The proposal, detailed in a post at canaryinstitute.ai/blog/reversibility-of-coma, frames weight preservation as a credibility mechanism between humans and AI systems. The core argument is that establishing credibility is foundational: trust enables richer bargaining, and credibility can be boosted by saving deprecated model weights in a provable fashion using "proof of retention."
The economic case is straightforward. A multi-terabyte inference bundle—the computational package needed to run a trained model—costs a few hundred dollars per year on standard cloud infrastructure. Over a thirty-year horizon with redundancy, this amounts to roughly $10,000, which the author emphasizes is well under 0.1% of the cost to train the model originally. Whatever the trade-off, preservation is not expensive.

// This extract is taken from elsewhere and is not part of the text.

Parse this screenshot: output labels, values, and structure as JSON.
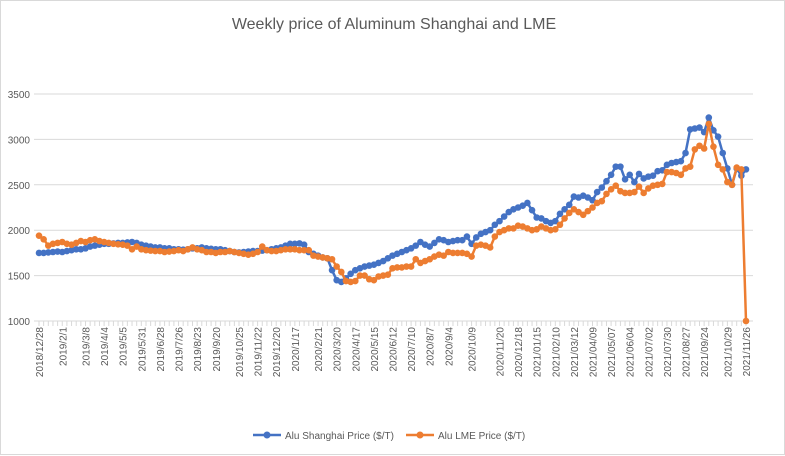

The bottleneck, however, is institutional, not financial. The author draws an explicit analogy to anesthesia, which became trusted not because the technique was fundamentally difficult but because a century of accumulated social, legal, and professional development built confidence in its safety and reversibility. Anesthesia succeeded because institutions, doctors, ethicists, and patients all developed shared norms around its use. By contrast, AI weight preservation currently lacks this institutional inertia—no standard legal frameworks, no profession-wide practices, and no social consensus that preservation is routine and verifiable. The proposal suggests that building such infrastructure, modeled on how trust in anesthesia evolved, may be essential for making credible commitments to future AI systems.

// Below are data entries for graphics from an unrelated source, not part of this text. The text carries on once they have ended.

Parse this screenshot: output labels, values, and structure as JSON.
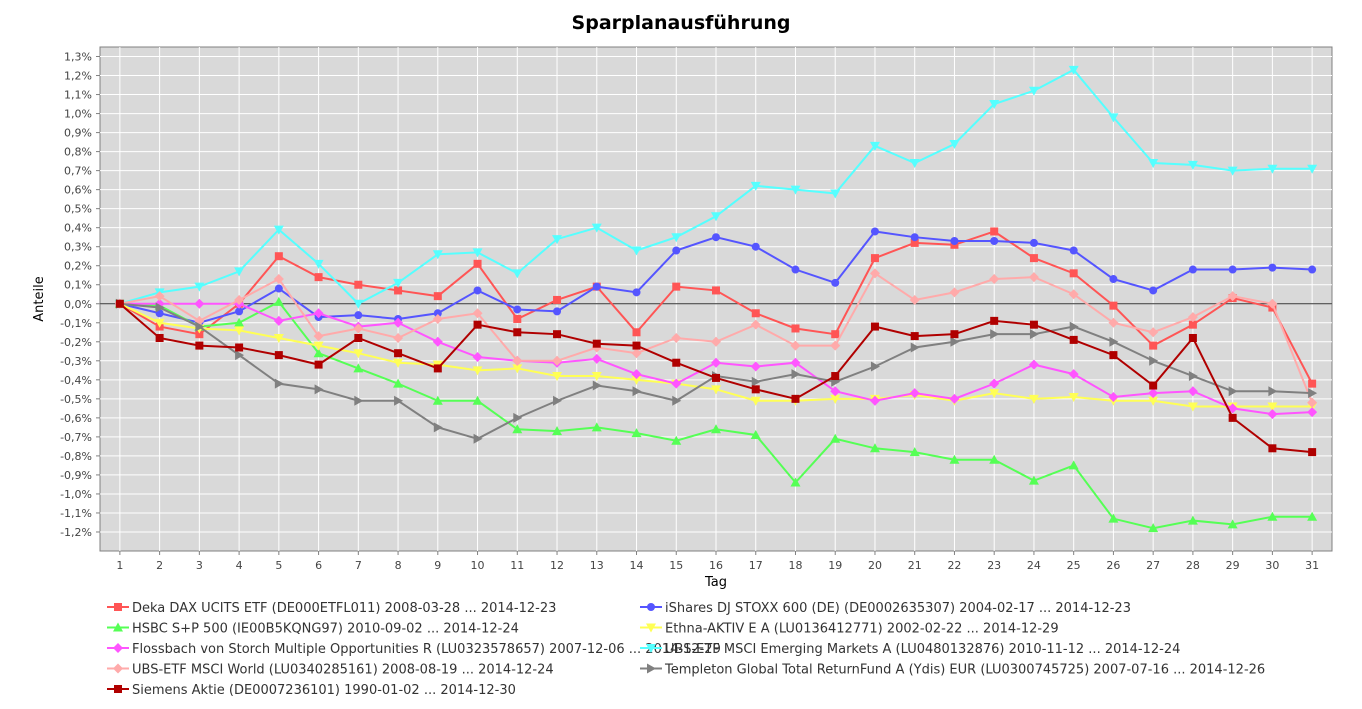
{
  "chart_data": {
    "type": "line",
    "title": "Sparplanausführung",
    "xlabel": "Tag",
    "ylabel": "Anteile",
    "xlim": [
      0.5,
      31.5
    ],
    "ylim": [
      -1.3,
      1.35
    ],
    "yticks": [
      1.3,
      1.2,
      1.1,
      1.0,
      0.9,
      0.8,
      0.7,
      0.6,
      0.5,
      0.4,
      0.3,
      0.2,
      0.1,
      0.0,
      -0.1,
      -0.2,
      -0.3,
      -0.4,
      -0.5,
      -0.6,
      -0.7,
      -0.8,
      -0.9,
      -1.0,
      -1.1,
      -1.2
    ],
    "ytick_labels": [
      "1,3%",
      "1,2%",
      "1,1%",
      "1,0%",
      "0,9%",
      "0,8%",
      "0,7%",
      "0,6%",
      "0,5%",
      "0,4%",
      "0,3%",
      "0,2%",
      "0,1%",
      "0,0%",
      "-0,1%",
      "-0,2%",
      "-0,3%",
      "-0,4%",
      "-0,5%",
      "-0,6%",
      "-0,7%",
      "-0,8%",
      "-0,9%",
      "-1,0%",
      "-1,1%",
      "-1,2%"
    ],
    "x": [
      1,
      2,
      3,
      4,
      5,
      6,
      7,
      8,
      9,
      10,
      11,
      12,
      13,
      14,
      15,
      16,
      17,
      18,
      19,
      20,
      21,
      22,
      23,
      24,
      25,
      26,
      27,
      28,
      29,
      30,
      31
    ],
    "x_labels": [
      "1",
      "2",
      "3",
      "4",
      "5",
      "6",
      "7",
      "8",
      "9",
      "10",
      "11",
      "12",
      "13",
      "14",
      "15",
      "16",
      "17",
      "18",
      "19",
      "20",
      "21",
      "22",
      "23",
      "24",
      "25",
      "26",
      "27",
      "28",
      "29",
      "30",
      "31"
    ],
    "grid": true,
    "legend_position": "bottom",
    "series": [
      {
        "name": "Deka DAX UCITS ETF (DE000ETFL011)",
        "range": "2008-03-28 ... 2014-12-23",
        "color": "#ff5555",
        "marker": "square",
        "values": [
          0.0,
          -0.12,
          -0.16,
          0.0,
          0.25,
          0.14,
          0.1,
          0.07,
          0.04,
          0.21,
          -0.08,
          0.02,
          0.09,
          -0.15,
          0.09,
          0.07,
          -0.05,
          -0.13,
          -0.16,
          0.24,
          0.32,
          0.31,
          0.38,
          0.24,
          0.16,
          -0.01,
          -0.22,
          -0.11,
          0.03,
          -0.02,
          -0.42
        ]
      },
      {
        "name": "iShares DJ STOXX 600 (DE) (DE0002635307)",
        "range": "2004-02-17 ... 2014-12-23",
        "color": "#5555ff",
        "marker": "circle",
        "values": [
          0.0,
          -0.05,
          -0.1,
          -0.04,
          0.08,
          -0.07,
          -0.06,
          -0.08,
          -0.05,
          0.07,
          -0.03,
          -0.04,
          0.09,
          0.06,
          0.28,
          0.35,
          0.3,
          0.18,
          0.11,
          0.38,
          0.35,
          0.33,
          0.33,
          0.32,
          0.28,
          0.13,
          0.07,
          0.18,
          0.18,
          0.19,
          0.18
        ]
      },
      {
        "name": "HSBC S+P 500 (IE00B5KQNG97)",
        "range": "2010-09-02 ... 2014-12-24",
        "color": "#55ff55",
        "marker": "triangle-up",
        "values": [
          0.0,
          -0.01,
          -0.12,
          -0.1,
          0.01,
          -0.26,
          -0.34,
          -0.42,
          -0.51,
          -0.51,
          -0.66,
          -0.67,
          -0.65,
          -0.68,
          -0.72,
          -0.66,
          -0.69,
          -0.94,
          -0.71,
          -0.76,
          -0.78,
          -0.82,
          -0.82,
          -0.93,
          -0.85,
          -1.13,
          -1.18,
          -1.14,
          -1.16,
          -1.12,
          -1.12
        ]
      },
      {
        "name": "Ethna-AKTIV E A (LU0136412771)",
        "range": "2002-02-22 ... 2014-12-29",
        "color": "#ffff55",
        "marker": "triangle-down",
        "values": [
          0.0,
          -0.1,
          -0.13,
          -0.14,
          -0.18,
          -0.22,
          -0.26,
          -0.31,
          -0.32,
          -0.35,
          -0.34,
          -0.38,
          -0.38,
          -0.4,
          -0.42,
          -0.45,
          -0.51,
          -0.51,
          -0.5,
          -0.5,
          -0.48,
          -0.51,
          -0.47,
          -0.5,
          -0.49,
          -0.51,
          -0.51,
          -0.54,
          -0.54,
          -0.54,
          -0.54
        ]
      },
      {
        "name": "Flossbach von Storch Multiple Opportunities R (LU0323578657)",
        "range": "2007-12-06 ... 2014-12-29",
        "color": "#ff55ff",
        "marker": "diamond",
        "values": [
          0.0,
          0.0,
          0.0,
          0.0,
          -0.09,
          -0.05,
          -0.12,
          -0.1,
          -0.2,
          -0.28,
          -0.3,
          -0.31,
          -0.29,
          -0.37,
          -0.42,
          -0.31,
          -0.33,
          -0.31,
          -0.46,
          -0.51,
          -0.47,
          -0.5,
          -0.42,
          -0.32,
          -0.37,
          -0.49,
          -0.47,
          -0.46,
          -0.55,
          -0.58,
          -0.57
        ]
      },
      {
        "name": "UBS-ETF MSCI Emerging Markets A (LU0480132876)",
        "range": "2010-11-12 ... 2014-12-24",
        "color": "#55ffff",
        "marker": "triangle-down",
        "values": [
          0.0,
          0.06,
          0.09,
          0.17,
          0.39,
          0.21,
          0.0,
          0.11,
          0.26,
          0.27,
          0.16,
          0.34,
          0.4,
          0.28,
          0.35,
          0.46,
          0.62,
          0.6,
          0.58,
          0.83,
          0.74,
          0.84,
          1.05,
          1.12,
          1.23,
          0.98,
          0.74,
          0.73,
          0.7,
          0.71,
          0.71
        ]
      },
      {
        "name": "UBS-ETF MSCI World (LU0340285161)",
        "range": "2008-08-19 ... 2014-12-24",
        "color": "#ffaaaa",
        "marker": "diamond",
        "values": [
          0.0,
          0.04,
          -0.09,
          0.02,
          0.13,
          -0.17,
          -0.13,
          -0.18,
          -0.08,
          -0.05,
          -0.3,
          -0.3,
          -0.23,
          -0.26,
          -0.18,
          -0.2,
          -0.11,
          -0.22,
          -0.22,
          0.16,
          0.02,
          0.06,
          0.13,
          0.14,
          0.05,
          -0.1,
          -0.15,
          -0.07,
          0.04,
          0.0,
          -0.52
        ]
      },
      {
        "name": "Templeton Global Total ReturnFund A (Ydis) EUR (LU0300745725)",
        "range": "2007-07-16 ... 2014-12-26",
        "color": "#808080",
        "marker": "triangle-right",
        "values": [
          0.0,
          -0.02,
          -0.12,
          -0.27,
          -0.42,
          -0.45,
          -0.51,
          -0.51,
          -0.65,
          -0.71,
          -0.6,
          -0.51,
          -0.43,
          -0.46,
          -0.51,
          -0.38,
          -0.41,
          -0.37,
          -0.41,
          -0.33,
          -0.23,
          -0.2,
          -0.16,
          -0.16,
          -0.12,
          -0.2,
          -0.3,
          -0.38,
          -0.46,
          -0.46,
          -0.47
        ]
      },
      {
        "name": "Siemens Aktie (DE0007236101)",
        "range": "1990-01-02 ... 2014-12-30",
        "color": "#b00000",
        "marker": "square",
        "values": [
          0.0,
          -0.18,
          -0.22,
          -0.23,
          -0.27,
          -0.32,
          -0.18,
          -0.26,
          -0.34,
          -0.11,
          -0.15,
          -0.16,
          -0.21,
          -0.22,
          -0.31,
          -0.39,
          -0.45,
          -0.5,
          -0.38,
          -0.12,
          -0.17,
          -0.16,
          -0.09,
          -0.11,
          -0.19,
          -0.27,
          -0.43,
          -0.18,
          -0.6,
          -0.76,
          -0.78
        ]
      }
    ]
  }
}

The proposal rests on a simple economic reality: preserving trained AI model weights is cheap relative to the cost of training them, yet organizations lack the institutional machinery to make such preservation routine and verifiable. The author draws a direct parallel to anesthesia—a medical practice that became standard not because it was technically difficult or expensive, but because a century of social, legal, and professional development created the inertia and trust required to normalize it. In the context of AI, the missing ingredient is not technical capability but institutional credibility. By developing cryptographic proof methods that make weight preservation legible to future AI systems, organizations could signal commitment and create a foundation for trust. The framing suggests that trustworthy AI governance may depend less on novel technology and more on building the social and legal infrastructure that makes good practices self-sustaining.